Now that you are more aware of your learning behaviour, let’s put together a (crash) study plan.
First you need to be really truthful to yourself and determine the total number of revision hours you are ready to commit leading up to the exam day.
Some of you could be holding to a full-time job or perhaps being a full-time parent so everyone is different.
A typical study plan could be 20 hours per week where one is able to commit to 2 hours of daily revision on weekdays and 5 hours on weekends.
Usually as the exam day draws closer, more will go into intensive revision mode like 12 hours or more per day.
Now you need to open up your calendar and add up the hours you have leading up to the exam day and hopefully, you have 100 hours (or even more).
Why the magic number 100? Cos I did an interview of those who passed in a single attempt and almost everyone poured in at least 100 of revision hours.

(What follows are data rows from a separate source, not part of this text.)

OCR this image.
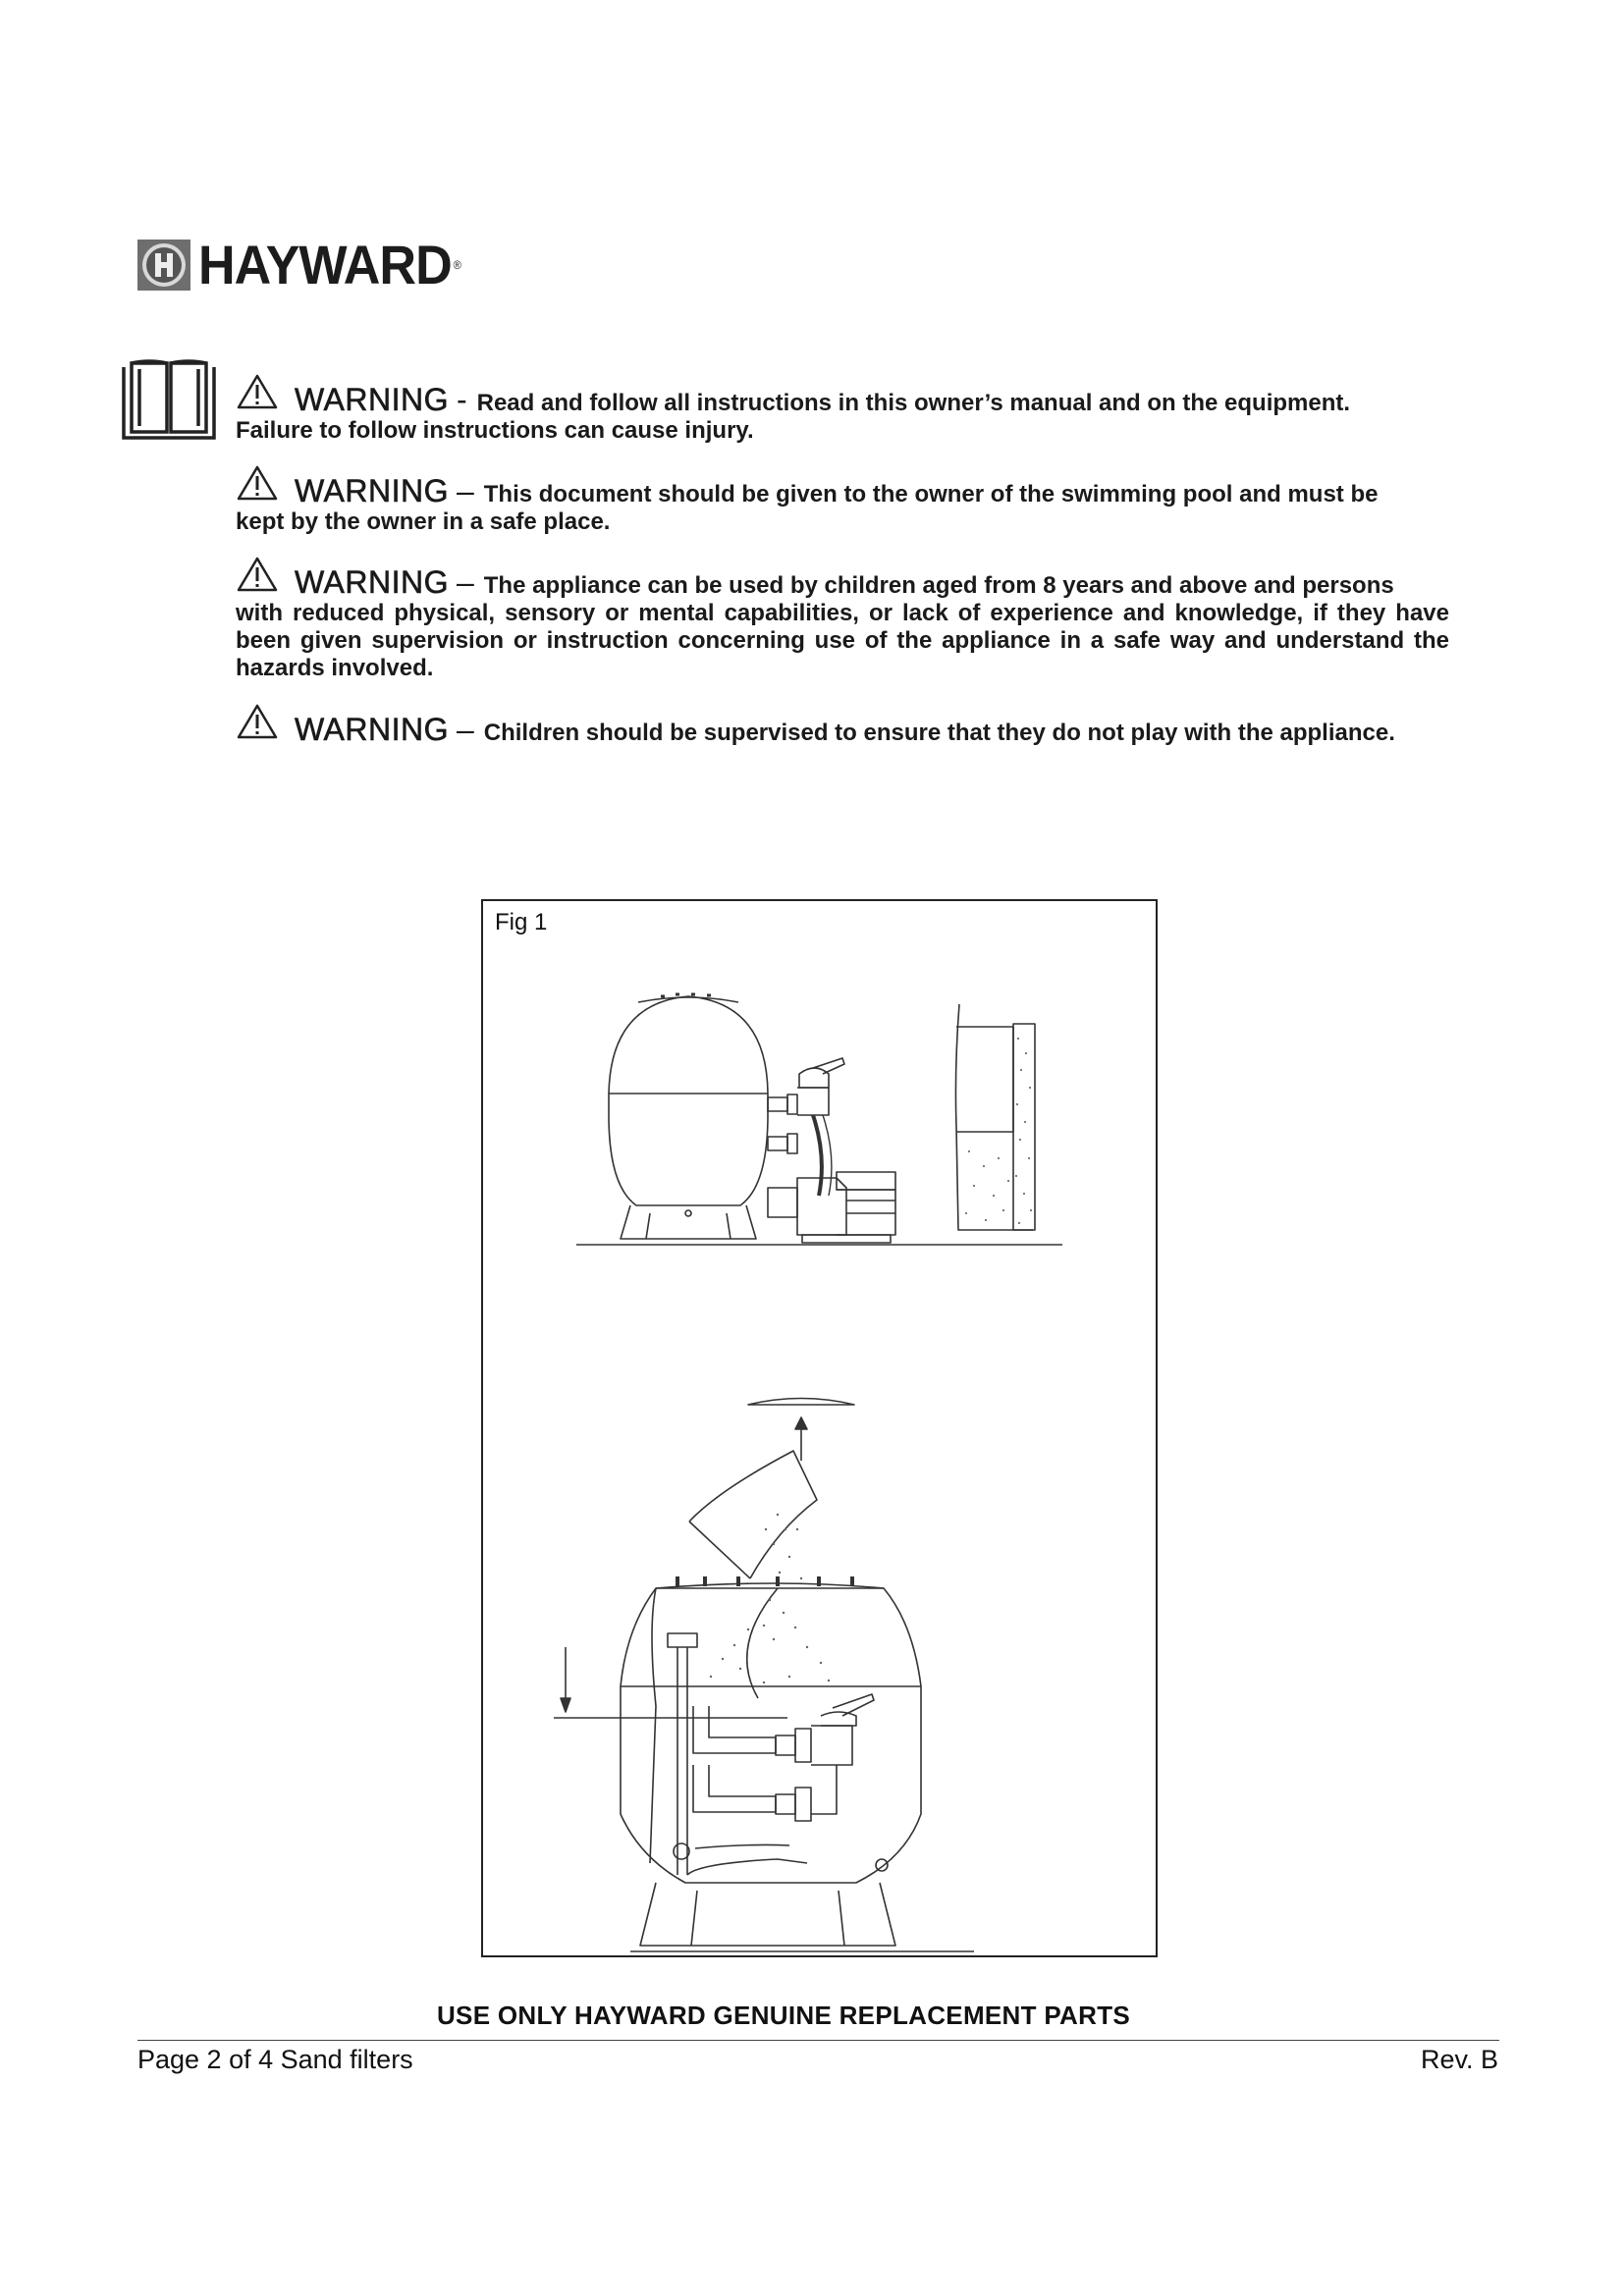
HAYWARD ®

WARNING - Read and follow all instructions in this owner’s manual and on the equipment.

Failure to follow instructions can cause injury.

WARNING – This document should be given to the owner of the swimming pool and must be

kept by the owner in a safe place.

WARNING – The appliance can be used by children aged from 8 years and above and persons

with reduced physical, sensory or mental capabilities, or lack of experience and knowledge, if they have been given supervision or instruction concerning use of the appliance in a safe way and understand the hazards involved.

WARNING – Children should be supervised to ensure that they do not play with the appliance.

Fig 1
USE ONLY HAYWARD GENUINE REPLACEMENT PARTS
Page 2 of 4 Sand filters	Rev. B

The next common question – 100 hours is for one paper of both as I understand some of you may have already passed one of the papers. 100 hours is for those who took both papers and passed in a single attempt.
This doesn’t mean you only need to plan for 50 hours if you are only taking one paper. Since you have took the exam before, you should totally understand this is one exam where there’s no way anyone could over prepare so if you can put in 100 hours, don’t stop at 50. If you can put in 200, don’t stop at 100. You should get my point.